Menurut Sarman, kenaikan PPN ini momentumnya tidak tepat dan kurang mendukung dari situasi dan kondisi ekonomi yang ada. Setidaknya ada lima alasan penundaan kenaikan PPN ini harus dilakukan.

Pertama, kondisi ekonomi nasional yang baru mulai bangkit dan belum stabil. Sebab, dalam situasi pandemi, pengusaha baru mulai bangkit. Di sisi lain, ekonomi masyarakat juga baru mulai tumbuh, sehingga daya beli masyarakat masih fluktuatif belum stabil.

Kedua, kondisi ekonomi global karena dampak pandemi COVID-19 belum pulih ditambah dampak perang Rusia-Ukraina yang memicu kenaikan harga minyak dunia. Saat ini harga minyak dunia menyentuh 130,50 dolar AS per barel yang akan berdampak pada kenaikan berbagai komoditas dunia dan harga BBM dalam negeri.

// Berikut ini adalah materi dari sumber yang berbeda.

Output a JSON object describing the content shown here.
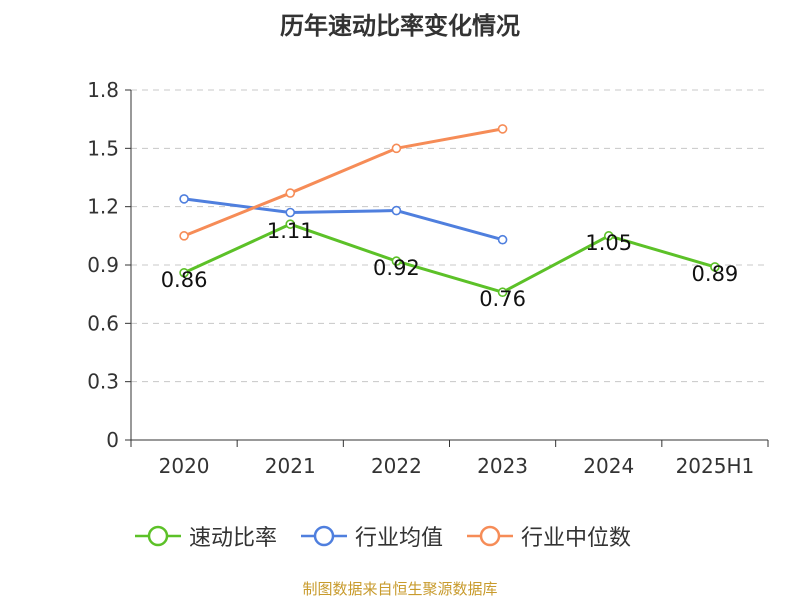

“Pokok pangan dengan bahan baku gandum juga berpotensi akan mengalami kenaikan karena terhentinya impor gandum dari Ukraina," ujarnya.

Ketiga, saat ini Indonesia tengah dihadapkan dengan gejolak kenaikan harga pokok pangan yang dimulai dari minyak goreng, kedelai, daging dan tidak tertutup kemungkinan kenaikan harga pokok pangan lainnya akan naik jika demand dan supply tidak seimbang.

"Dalam hal ini, pemerintah harus segera mengantisipasi mengingat kebutuhan masyarakat menjelang bulan puasa dan Idulfitri akan naik signifikan," katanya.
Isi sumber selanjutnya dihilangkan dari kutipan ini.